Description
Enjoy a comforting dish of pan-fried potato gnocchi, perfectly crisped and tossed in a fragrant sage butter sauce. This easy-to-make recipe combines rich flavors and delightful textures, making it a satisfying meal for any occasion.
Ingredients
Scale
- 1 pound (450g) potato gnocchi
- 3 tablespoons unsalted butter
- 1 tablespoon olive oil
- 10 fresh sage leaves
- 2 cloves garlic, minced
- Salt, to taste
- Freshly ground black pepper, to taste
- Grated Parmesan cheese, for serving
- Optional: a squeeze of fresh lemon juice
Instructions
- If using store-bought gnocchi, skip to the cooking instructions. For homemade, boil 2 pounds of russet potatoes until fork-tender (30-40 minutes). Drain and let cool slightly before peeling.
- Pass the peeled potatoes through a potato ricer or mash until smooth. Allow to cool completely.
- In a large bowl, combine the cooled potato with 1 cup of all-purpose flour, 1 egg, and a pinch of salt. Mix until a dough forms. If too sticky, add more flour cautiously.

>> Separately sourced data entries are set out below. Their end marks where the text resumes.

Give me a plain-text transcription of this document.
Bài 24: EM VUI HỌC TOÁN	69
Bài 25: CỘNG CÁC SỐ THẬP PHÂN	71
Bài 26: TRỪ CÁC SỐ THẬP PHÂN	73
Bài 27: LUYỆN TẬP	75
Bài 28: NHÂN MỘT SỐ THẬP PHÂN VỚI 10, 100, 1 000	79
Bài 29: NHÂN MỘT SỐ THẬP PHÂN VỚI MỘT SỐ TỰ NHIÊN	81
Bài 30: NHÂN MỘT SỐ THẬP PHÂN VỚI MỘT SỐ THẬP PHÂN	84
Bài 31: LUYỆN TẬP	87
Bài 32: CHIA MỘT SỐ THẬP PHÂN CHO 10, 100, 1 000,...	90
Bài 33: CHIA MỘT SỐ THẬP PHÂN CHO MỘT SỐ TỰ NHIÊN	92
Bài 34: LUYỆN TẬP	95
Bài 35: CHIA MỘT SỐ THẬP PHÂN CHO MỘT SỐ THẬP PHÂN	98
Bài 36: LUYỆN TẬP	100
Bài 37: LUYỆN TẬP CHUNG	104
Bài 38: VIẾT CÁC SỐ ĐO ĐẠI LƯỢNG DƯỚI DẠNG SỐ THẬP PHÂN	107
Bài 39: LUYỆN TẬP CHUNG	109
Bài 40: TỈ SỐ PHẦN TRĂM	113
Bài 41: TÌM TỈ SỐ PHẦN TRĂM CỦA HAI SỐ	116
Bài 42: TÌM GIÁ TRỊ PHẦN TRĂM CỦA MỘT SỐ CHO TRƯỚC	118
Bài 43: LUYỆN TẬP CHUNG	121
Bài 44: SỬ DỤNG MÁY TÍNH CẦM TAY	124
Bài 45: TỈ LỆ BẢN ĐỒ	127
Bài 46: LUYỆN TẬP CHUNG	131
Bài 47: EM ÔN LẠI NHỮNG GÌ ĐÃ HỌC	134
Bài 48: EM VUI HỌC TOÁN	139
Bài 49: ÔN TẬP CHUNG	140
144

- Divide the dough into four pieces. Roll each into a long rope about ½ inch thick and cut into 1-inch pieces to form gnocchi.
- Shape the gnocchi by pressing each piece against the tines of a fork to create ridges. Place on a floured baking sheet and set aside.
- Bring a large pot of salted water to a boil. Gently add the gnocchi in batches. They are done when they float to the surface (about 2-3 minutes). Use a slotted spoon to remove and transfer to a plate.
- Allow the gnocchi to cool slightly while preparing the sauce.
- In a large skillet, heat olive oil and 2 tablespoons of butter over medium heat. Once melted and foamy, add sage leaves and sauté for 1-2 minutes until crispy and fragrant.
- Add minced garlic and sauté for an additional 30 seconds, stirring constantly to prevent burning.
- Add the cooked gnocchi to the skillet and gently toss to coat in the sage butter sauce.
- Increase heat to medium-high and cook undisturbed for 3-4 minutes until golden-brown. Flip and cook for another 3-4 minutes on the other side.
- Season with salt and freshly ground black pepper. Optionally, squeeze fresh lemon juice over the top.
- Once golden and crispy, remove the skillet from heat.
- Transfer gnocchi to a serving platter or individual plates. Drizzle with remaining melted butter from the skillet.
- Finish with a generous sprinkle of grated Parmesan cheese, allowing it to melt slightly from the heat.
- Garnish with additional crispy sage leaves or more Parmesan shavings if desired.
- Serve immediately while hot and enjoy!
Notes
- For make-ahead convenience, prepare and freeze gnocchi before cooking. Freeze in a single layer on a baking sheet before transferring to a freezer bag. Cook directly from frozen in boiling water.
- Add vegetables like spinach or cherry tomatoes to the skillet while cooking for added color and nutrition.